The partition of the British Indian Empire into the two nations of India and Pakistan resulted in one of the greatest forced migrations in human history. The chaos that followed resembled civil war, and the death toll of men, women and children exceeded half a million. Jain’s paternal grandfather was stabbed to death on the Pakistan side, while his children escaped across the border to India. Left an orphan with no money, Jain’s father eventually immigrated to England where he raised a family of his own. 

Jain, MD, was born and raised in England, where she attended medical school, then immigrated to the United States to practice psychiatry.
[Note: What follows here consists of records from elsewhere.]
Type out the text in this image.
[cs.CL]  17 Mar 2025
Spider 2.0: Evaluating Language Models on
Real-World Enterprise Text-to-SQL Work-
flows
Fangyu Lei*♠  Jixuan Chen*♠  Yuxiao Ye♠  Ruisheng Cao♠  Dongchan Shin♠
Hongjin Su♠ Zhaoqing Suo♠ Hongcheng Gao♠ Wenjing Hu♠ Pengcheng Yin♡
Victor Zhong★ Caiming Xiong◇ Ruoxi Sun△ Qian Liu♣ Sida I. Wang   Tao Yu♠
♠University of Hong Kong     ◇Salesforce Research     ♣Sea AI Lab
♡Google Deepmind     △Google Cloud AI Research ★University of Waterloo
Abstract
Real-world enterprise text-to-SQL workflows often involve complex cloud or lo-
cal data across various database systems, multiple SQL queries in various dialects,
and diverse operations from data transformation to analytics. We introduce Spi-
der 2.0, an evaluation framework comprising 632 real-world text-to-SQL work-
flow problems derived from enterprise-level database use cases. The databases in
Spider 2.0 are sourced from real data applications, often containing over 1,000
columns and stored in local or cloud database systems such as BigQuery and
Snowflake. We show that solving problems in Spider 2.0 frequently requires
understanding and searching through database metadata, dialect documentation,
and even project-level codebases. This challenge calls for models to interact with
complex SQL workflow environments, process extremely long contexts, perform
It wasn’t until a road trip with her father in 2007, traveling in a minivan from New York back home to Milwaukee, that he disclosed to her the full truth of their family history, which subsequently changed the course of her career.

"My family legacy was one of tragic loss and terror but it had been buried for decades," Jain says.

Two years later, motivated by her father’s story, Jain left her comfortable private practice in Milwaukee and moved her own family cross-country to start a fellowship at the Veterans Affairs National Center for Post Traumatic Stress Disorder in Menlo Park.

"I realized that, at some level, those people who have had their lives torn apart because of traumatic incidents, in a way they’re my people," she says. Jain is now a clinical assistant professor of psychiatry at Stanford and the program director for peer support services offered through the VA Palo Alto Health Care System.

"I became committed, "she says, "to advancing the science of PTSD and unlocking the secrets of what fosters human resilience in the aftermath of unspeakable traumas."